Why can’t Cerberus send email to external users when configured to use Exchange as an SMTP Server (How to anonymously Relay in Exchange Server)?

If you are having issue sending email outside of your email domain, your Exchange server may not be setup to relay email. There are some simple steps outlined below that you can follow to add a connector that can relay email outside of your organization:

1. Create a new Receive Connector, name it whatever you want (we use the name TEST in the example below), and then select “Custom” for the intended use for the receive connector.
2. On the Local Network settings, leave it as is. It will listen on all local IP’s on port 25.
3. On the Remote Network Settings, clear 0.0.0.0-255.255.255.255, and then add the IP Address of the remote server that requires relaying permissions.
4. Once the new Custom Receive Connector is created, go into the properties of this connector, go to the Permission Groups Tab and Add “Anonymous Users”.
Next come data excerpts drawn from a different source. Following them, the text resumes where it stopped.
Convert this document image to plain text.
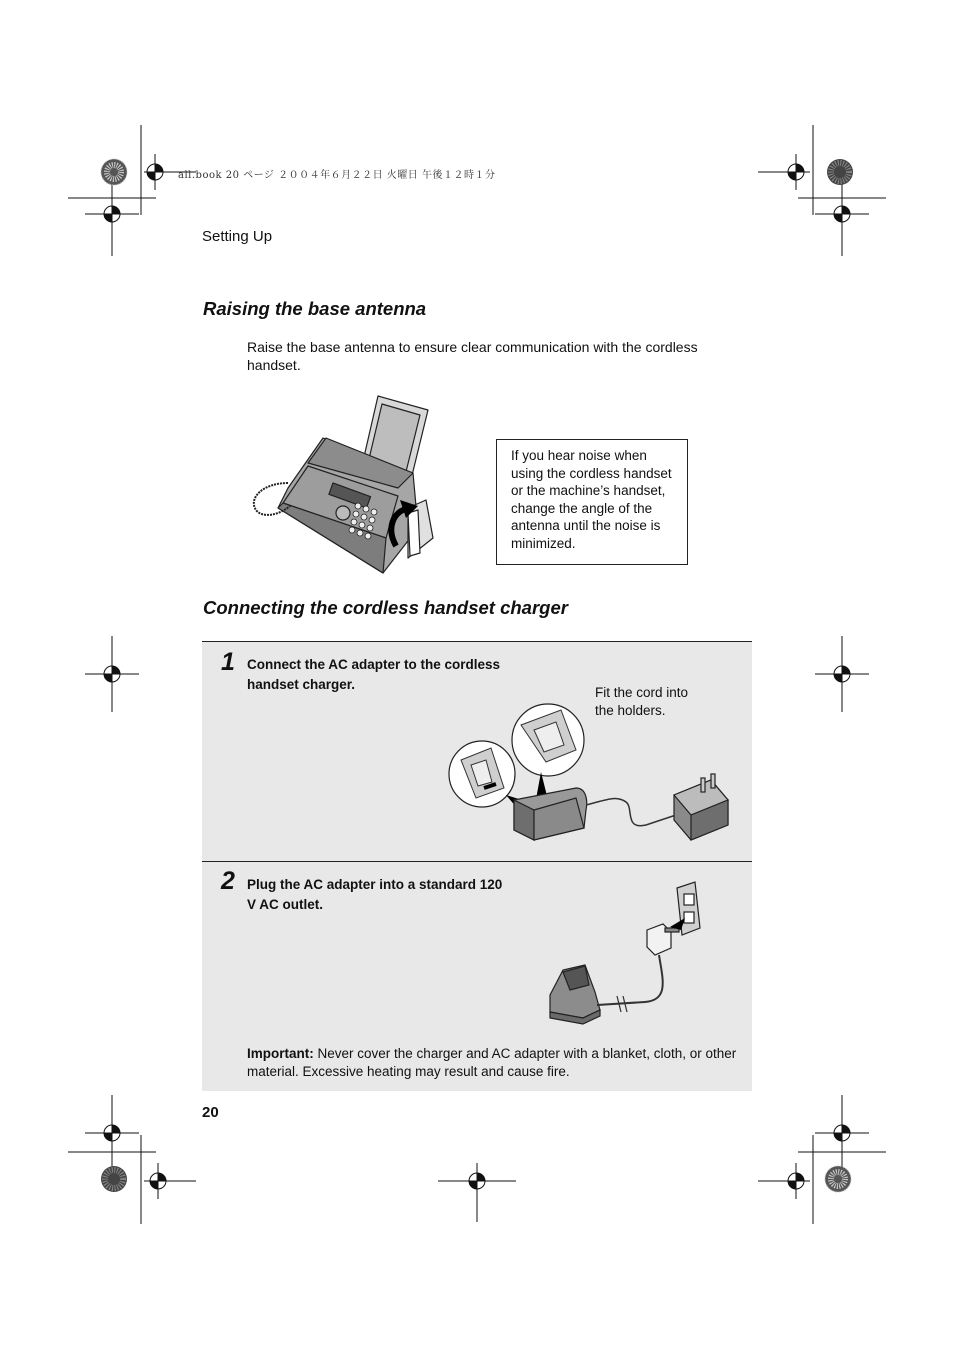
all.book 20 ページ ２００４年６月２２日 火曜日 午後１２時１分
Setting Up
Raising the base antenna
Raise the base antenna to ensure clear communication with the cordless handset.
If you hear noise when using the cordless handset or the machine’s handset, change the angle of the antenna until the noise is minimized.
Connecting the cordless handset charger
1 Connect the AC adapter to the cordless handset charger.
Fit the cord into the holders.
2 Plug the AC adapter into a standard 120 V AC outlet.
Important: Never cover the charger and AC adapter with a blanket, cloth, or other material. Excessive heating may result and cause fire.
20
Issue the following cmdlet to allow anonymous users to relay via this connector :
Get-ReceiveConnector “TEST” | Add-ADPermission -User “NT AUTHORITY\ANONYMOUS LOGON” -ExtendedRights “Ms-Exch-SMTP-Accept-Any-Recipient”

This command retrieves the receive connector that you created, adds a permission into Active Directory for the Anonymous Logon group, and assigns that group the Ms-Exch-SMTP-Accept-Any-Recipient permission for that group on that connector.

Why should you create this new connector? Exchange will always look to see how specific you are on a connector. For example, if you have a SharePoint Server at 192.168.10.125. We would create a relay connector and allow ONLY 192.168.10.125 to relay. When Exchange receives SMTP from an address of 192.168.10.125, it will see there are a few connectors. One being the Default Receive Connector and one being the Relay Connector.

The Default Receive Connector allows connections from any IP Address while the Relay Connector only allows connections from 192.168.10.125. Because you explicitly set the address on your Relay Connector, that is given higher preference in serving that SMTP connection from SharePoint, and your SharePoint Server will now be able to relay off of Exchange.